4. Chinese AI companies going global currently face three major challenges: first, local compliance and user insights; second, building local talent; third, ecosystem resource matching. This is why Cathay must maintain local offices in key markets and deeply cultivate ecosystems.

5. The reason Cathay has won long-term support from numerous Fortune 500 companies is not only its global resource deployment, but its deep local knowledge and industrial understanding in every key market. We don't just understand China — we understand Europe, the US, Southeast Asia — we know what's really happening in each market, where industry opportunities lie, and how transformation truly occurs. In an era of rapid technological evolution and constantly reshaped market landscapes, global corporate LPs are seeking more than investment returns; they need a platform that can help them understand different markets, capture structural opportunities, and participate in the next wave of industrial transformation. The role Cathay plays is precisely such a long-term connector across cultures, markets, and cycles.

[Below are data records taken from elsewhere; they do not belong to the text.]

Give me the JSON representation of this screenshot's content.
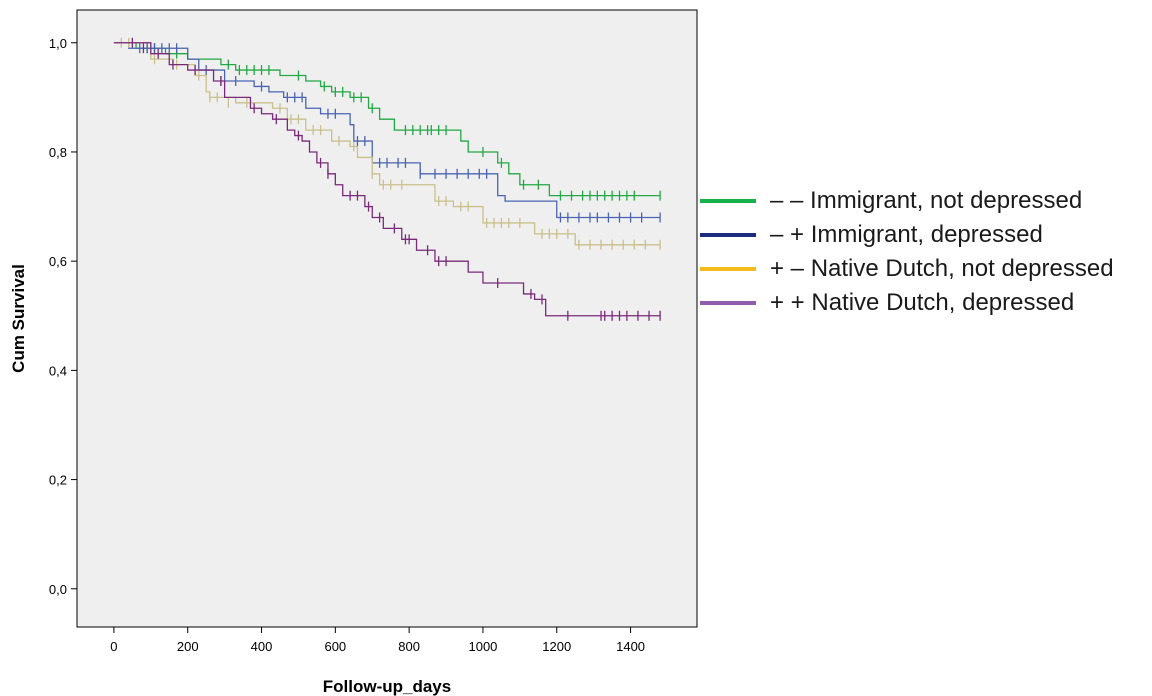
{
  "chart_data": {
    "type": "line",
    "subtype": "kaplan-meier step plot with censor marks",
    "title": "",
    "xlabel": "Follow-up_days",
    "ylabel": "Cum Survival",
    "xlim": [
      -100,
      1580
    ],
    "ylim": [
      -0.07,
      1.06
    ],
    "x_ticks": [
      0,
      200,
      400,
      600,
      800,
      1000,
      1200,
      1400
    ],
    "x_tick_labels": [
      "0",
      "200",
      "400",
      "600",
      "800",
      "1000",
      "1200",
      "1400"
    ],
    "y_ticks": [
      0,
      0.2,
      0.4,
      0.6,
      0.8,
      1.0
    ],
    "y_tick_labels": [
      "0,0",
      "0,2",
      "0,4",
      "0,6",
      "0,8",
      "1,0"
    ],
    "grid": false,
    "plot_background": "#efefef",
    "legend_position": "right",
    "series": [
      {
        "name": "– – Immigrant, not depressed",
        "line_color": "#22a844",
        "legend_color": "#17b04a",
        "steps": [
          [
            0,
            1.0
          ],
          [
            60,
            0.99
          ],
          [
            140,
            0.98
          ],
          [
            200,
            0.97
          ],
          [
            290,
            0.96
          ],
          [
            330,
            0.95
          ],
          [
            450,
            0.94
          ],
          [
            520,
            0.93
          ],
          [
            560,
            0.92
          ],
          [
            590,
            0.91
          ],
          [
            640,
            0.9
          ],
          [
            690,
            0.88
          ],
          [
            720,
            0.86
          ],
          [
            760,
            0.84
          ],
          [
            940,
            0.82
          ],
          [
            960,
            0.8
          ],
          [
            1040,
            0.78
          ],
          [
            1070,
            0.76
          ],
          [
            1100,
            0.74
          ],
          [
            1180,
            0.72
          ],
          [
            1480,
            0.72
          ]
        ],
        "censors": [
          [
            90,
            0.99
          ],
          [
            110,
            0.99
          ],
          [
            170,
            0.98
          ],
          [
            310,
            0.96
          ],
          [
            340,
            0.95
          ],
          [
            360,
            0.95
          ],
          [
            380,
            0.95
          ],
          [
            400,
            0.95
          ],
          [
            420,
            0.95
          ],
          [
            500,
            0.94
          ],
          [
            570,
            0.92
          ],
          [
            600,
            0.91
          ],
          [
            620,
            0.91
          ],
          [
            650,
            0.9
          ],
          [
            670,
            0.9
          ],
          [
            700,
            0.88
          ],
          [
            790,
            0.84
          ],
          [
            810,
            0.84
          ],
          [
            830,
            0.84
          ],
          [
            850,
            0.84
          ],
          [
            860,
            0.84
          ],
          [
            880,
            0.84
          ],
          [
            900,
            0.84
          ],
          [
            1000,
            0.8
          ],
          [
            1050,
            0.78
          ],
          [
            1110,
            0.74
          ],
          [
            1150,
            0.74
          ],
          [
            1210,
            0.72
          ],
          [
            1240,
            0.72
          ],
          [
            1270,
            0.72
          ],
          [
            1290,
            0.72
          ],
          [
            1310,
            0.72
          ],
          [
            1330,
            0.72
          ],
          [
            1350,
            0.72
          ],
          [
            1370,
            0.72
          ],
          [
            1390,
            0.72
          ],
          [
            1410,
            0.72
          ],
          [
            1480,
            0.72
          ]
        ]
      },
      {
        "name": "– + Immigrant, depressed",
        "line_color": "#4a64b2",
        "legend_color": "#1e2c80",
        "steps": [
          [
            0,
            1.0
          ],
          [
            40,
            0.99
          ],
          [
            200,
            0.97
          ],
          [
            230,
            0.95
          ],
          [
            300,
            0.93
          ],
          [
            380,
            0.92
          ],
          [
            420,
            0.91
          ],
          [
            460,
            0.9
          ],
          [
            520,
            0.88
          ],
          [
            560,
            0.87
          ],
          [
            640,
            0.85
          ],
          [
            650,
            0.82
          ],
          [
            700,
            0.78
          ],
          [
            830,
            0.76
          ],
          [
            1040,
            0.72
          ],
          [
            1060,
            0.71
          ],
          [
            1200,
            0.68
          ],
          [
            1480,
            0.68
          ]
        ],
        "censors": [
          [
            70,
            0.99
          ],
          [
            90,
            0.99
          ],
          [
            110,
            0.99
          ],
          [
            130,
            0.99
          ],
          [
            150,
            0.99
          ],
          [
            170,
            0.99
          ],
          [
            250,
            0.95
          ],
          [
            290,
            0.93
          ],
          [
            330,
            0.93
          ],
          [
            400,
            0.92
          ],
          [
            470,
            0.9
          ],
          [
            490,
            0.9
          ],
          [
            510,
            0.9
          ],
          [
            580,
            0.87
          ],
          [
            600,
            0.87
          ],
          [
            660,
            0.82
          ],
          [
            680,
            0.82
          ],
          [
            720,
            0.78
          ],
          [
            740,
            0.78
          ],
          [
            770,
            0.78
          ],
          [
            790,
            0.78
          ],
          [
            830,
            0.76
          ],
          [
            870,
            0.76
          ],
          [
            900,
            0.76
          ],
          [
            930,
            0.76
          ],
          [
            960,
            0.76
          ],
          [
            990,
            0.76
          ],
          [
            1010,
            0.76
          ],
          [
            1210,
            0.68
          ],
          [
            1230,
            0.68
          ],
          [
            1260,
            0.68
          ],
          [
            1290,
            0.68
          ],
          [
            1310,
            0.68
          ],
          [
            1340,
            0.68
          ],
          [
            1370,
            0.68
          ],
          [
            1400,
            0.68
          ],
          [
            1430,
            0.68
          ],
          [
            1480,
            0.68
          ]
        ]
      },
      {
        "name": "+ – Native Dutch, not depressed",
        "line_color": "#c9c08c",
        "legend_color": "#f5b91b",
        "steps": [
          [
            0,
            1.0
          ],
          [
            100,
            0.97
          ],
          [
            160,
            0.96
          ],
          [
            220,
            0.94
          ],
          [
            250,
            0.91
          ],
          [
            260,
            0.9
          ],
          [
            330,
            0.89
          ],
          [
            430,
            0.88
          ],
          [
            470,
            0.86
          ],
          [
            520,
            0.84
          ],
          [
            590,
            0.82
          ],
          [
            640,
            0.81
          ],
          [
            660,
            0.79
          ],
          [
            700,
            0.76
          ],
          [
            720,
            0.74
          ],
          [
            870,
            0.71
          ],
          [
            920,
            0.7
          ],
          [
            1000,
            0.67
          ],
          [
            1140,
            0.65
          ],
          [
            1250,
            0.63
          ],
          [
            1480,
            0.63
          ]
        ],
        "censors": [
          [
            20,
            1.0
          ],
          [
            40,
            1.0
          ],
          [
            110,
            0.97
          ],
          [
            170,
            0.96
          ],
          [
            230,
            0.94
          ],
          [
            260,
            0.9
          ],
          [
            280,
            0.9
          ],
          [
            310,
            0.89
          ],
          [
            360,
            0.89
          ],
          [
            450,
            0.88
          ],
          [
            480,
            0.86
          ],
          [
            500,
            0.86
          ],
          [
            540,
            0.84
          ],
          [
            560,
            0.84
          ],
          [
            610,
            0.82
          ],
          [
            650,
            0.81
          ],
          [
            700,
            0.76
          ],
          [
            730,
            0.74
          ],
          [
            750,
            0.74
          ],
          [
            780,
            0.74
          ],
          [
            880,
            0.71
          ],
          [
            900,
            0.71
          ],
          [
            940,
            0.7
          ],
          [
            960,
            0.7
          ],
          [
            1010,
            0.67
          ],
          [
            1030,
            0.67
          ],
          [
            1050,
            0.67
          ],
          [
            1070,
            0.67
          ],
          [
            1100,
            0.67
          ],
          [
            1160,
            0.65
          ],
          [
            1180,
            0.65
          ],
          [
            1200,
            0.65
          ],
          [
            1230,
            0.65
          ],
          [
            1260,
            0.63
          ],
          [
            1290,
            0.63
          ],
          [
            1320,
            0.63
          ],
          [
            1350,
            0.63
          ],
          [
            1380,
            0.63
          ],
          [
            1410,
            0.63
          ],
          [
            1440,
            0.63
          ],
          [
            1480,
            0.63
          ]
        ]
      },
      {
        "name": "+ + Native Dutch, depressed",
        "line_color": "#7a2a7a",
        "legend_color": "#8f5fae",
        "steps": [
          [
            0,
            1.0
          ],
          [
            100,
            0.98
          ],
          [
            150,
            0.96
          ],
          [
            200,
            0.95
          ],
          [
            270,
            0.93
          ],
          [
            300,
            0.9
          ],
          [
            370,
            0.88
          ],
          [
            400,
            0.87
          ],
          [
            430,
            0.86
          ],
          [
            470,
            0.84
          ],
          [
            490,
            0.83
          ],
          [
            510,
            0.82
          ],
          [
            530,
            0.8
          ],
          [
            550,
            0.78
          ],
          [
            580,
            0.76
          ],
          [
            600,
            0.74
          ],
          [
            620,
            0.72
          ],
          [
            680,
            0.7
          ],
          [
            700,
            0.68
          ],
          [
            730,
            0.66
          ],
          [
            780,
            0.64
          ],
          [
            820,
            0.62
          ],
          [
            870,
            0.6
          ],
          [
            960,
            0.58
          ],
          [
            1000,
            0.56
          ],
          [
            1110,
            0.54
          ],
          [
            1140,
            0.53
          ],
          [
            1170,
            0.5
          ],
          [
            1480,
            0.5
          ]
        ],
        "censors": [
          [
            50,
            1.0
          ],
          [
            80,
            0.99
          ],
          [
            120,
            0.98
          ],
          [
            160,
            0.96
          ],
          [
            220,
            0.95
          ],
          [
            290,
            0.93
          ],
          [
            380,
            0.88
          ],
          [
            440,
            0.86
          ],
          [
            500,
            0.83
          ],
          [
            560,
            0.78
          ],
          [
            580,
            0.76
          ],
          [
            640,
            0.72
          ],
          [
            660,
            0.72
          ],
          [
            690,
            0.7
          ],
          [
            720,
            0.68
          ],
          [
            760,
            0.66
          ],
          [
            790,
            0.64
          ],
          [
            800,
            0.64
          ],
          [
            850,
            0.62
          ],
          [
            880,
            0.6
          ],
          [
            900,
            0.6
          ],
          [
            1040,
            0.56
          ],
          [
            1130,
            0.54
          ],
          [
            1160,
            0.53
          ],
          [
            1230,
            0.5
          ],
          [
            1320,
            0.5
          ],
          [
            1330,
            0.5
          ],
          [
            1350,
            0.5
          ],
          [
            1370,
            0.5
          ],
          [
            1390,
            0.5
          ],
          [
            1420,
            0.5
          ],
          [
            1450,
            0.5
          ],
          [
            1480,
            0.5
          ]
        ]
      }
    ]
  }
}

6. AI is a long-term proposition, not a short-term profit-seeking trend. What Cathay cares about is not who tells the best story, but who can truly hone systematic capabilities in real, implementable, differentiated-value scenarios. We believe that genuinely resilient entrepreneurs need to build algorithmic capabilities, business models, and talent systems step by step from industry foundations — this is a long-term cultivation of compound capabilities. As investors, Cathay provides not only capital, but accompanies companies through early uncertainty toward scaled implementation and cross-market growth, through global vision, industrial cognition, and resource synergy.